I graduated in 2022 with a degree in Life Sciences from the University of Versailles Saint-Quentin en Yvelines (UVSQ). Then I completed my Master 1 “Biology-Health – Physiology and Pathophysiology” at Paris-Saclay. As I’m very interested in age-related diseases, I decided to continue my university education with a Master 2 in Biology of Ageing at Paris-Saclay.
My passion for brain research has always been there. During my voluntary work at the André Mignot Hospital in Versailles, where I spent several months talking to patients and trying to reassure them, I think I discovered my true vocation. The conversations I’ve had with elderly people suffering from various forms of dementia, such as Alzheimer’s and Parkinson’s, have had a profound effect on me. I felt a special connection with them and I think it was at that particular moment that I developed a strong interest in neurodegenerative diseases. This experience prompted me to set out to understand the biological mechanisms underlying these pathologies. My aim and motivation is to acquire in-depth knowledge so that, in some way, I can help the people I meet.
As part of my M2 course, I attended a lecture given by Dr Audrey Valverde, a researcher at the Fonds Clinatec.
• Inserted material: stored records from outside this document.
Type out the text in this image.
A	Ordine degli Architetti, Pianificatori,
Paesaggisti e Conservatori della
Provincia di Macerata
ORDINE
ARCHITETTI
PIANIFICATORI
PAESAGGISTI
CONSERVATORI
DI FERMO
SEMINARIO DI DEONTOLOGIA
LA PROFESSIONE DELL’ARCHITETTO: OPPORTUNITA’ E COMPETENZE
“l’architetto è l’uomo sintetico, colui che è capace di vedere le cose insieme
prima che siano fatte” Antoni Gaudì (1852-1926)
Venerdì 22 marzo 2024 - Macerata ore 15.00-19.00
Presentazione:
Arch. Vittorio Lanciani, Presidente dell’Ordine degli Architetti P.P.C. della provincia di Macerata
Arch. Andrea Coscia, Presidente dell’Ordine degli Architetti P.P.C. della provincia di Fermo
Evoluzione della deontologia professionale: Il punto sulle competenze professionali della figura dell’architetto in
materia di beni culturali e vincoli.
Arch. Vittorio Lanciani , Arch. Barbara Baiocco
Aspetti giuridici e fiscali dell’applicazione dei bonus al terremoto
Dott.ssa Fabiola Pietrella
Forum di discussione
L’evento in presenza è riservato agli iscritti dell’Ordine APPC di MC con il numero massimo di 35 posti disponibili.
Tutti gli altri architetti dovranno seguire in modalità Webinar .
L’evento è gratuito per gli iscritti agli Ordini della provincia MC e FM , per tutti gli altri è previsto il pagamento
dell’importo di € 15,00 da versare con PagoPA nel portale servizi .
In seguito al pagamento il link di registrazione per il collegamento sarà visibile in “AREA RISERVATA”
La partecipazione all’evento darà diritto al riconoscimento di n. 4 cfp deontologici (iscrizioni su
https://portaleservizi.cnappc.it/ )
The conference was very interesting and I applied to her for an internship. At the Fonds Clinatec and under the supervision of Dr Valverde, I’m working on the neuroprotective effect of photobiomodulation in the context of Alzheimer’s disease. The aim of my internship is to use biochemical and cell biology approaches to confirm the neuroprotective effect of long-term photobiomodulation in the 3xTgAD mouse model.
Today’s major challenge lies in finding an effective therapeutic solution for Alzheimer’s and other neurodegenerative diseases, the number of cases of which continues to rise as the population ages. Current drug treatments are controversial in terms of their efficacy, and are often accompanied by undesirable side effects. In this context, the project I’m involved in aims to demonstrate that photobiomodulation can represent a promising non-drug alternative. However, this challenge involves technical aspects related to the implementation of photobiomodulation as a therapeutic method, while raising important societal issues concerning the acceptance and adoption of new non-drug approaches in the field of age-related health.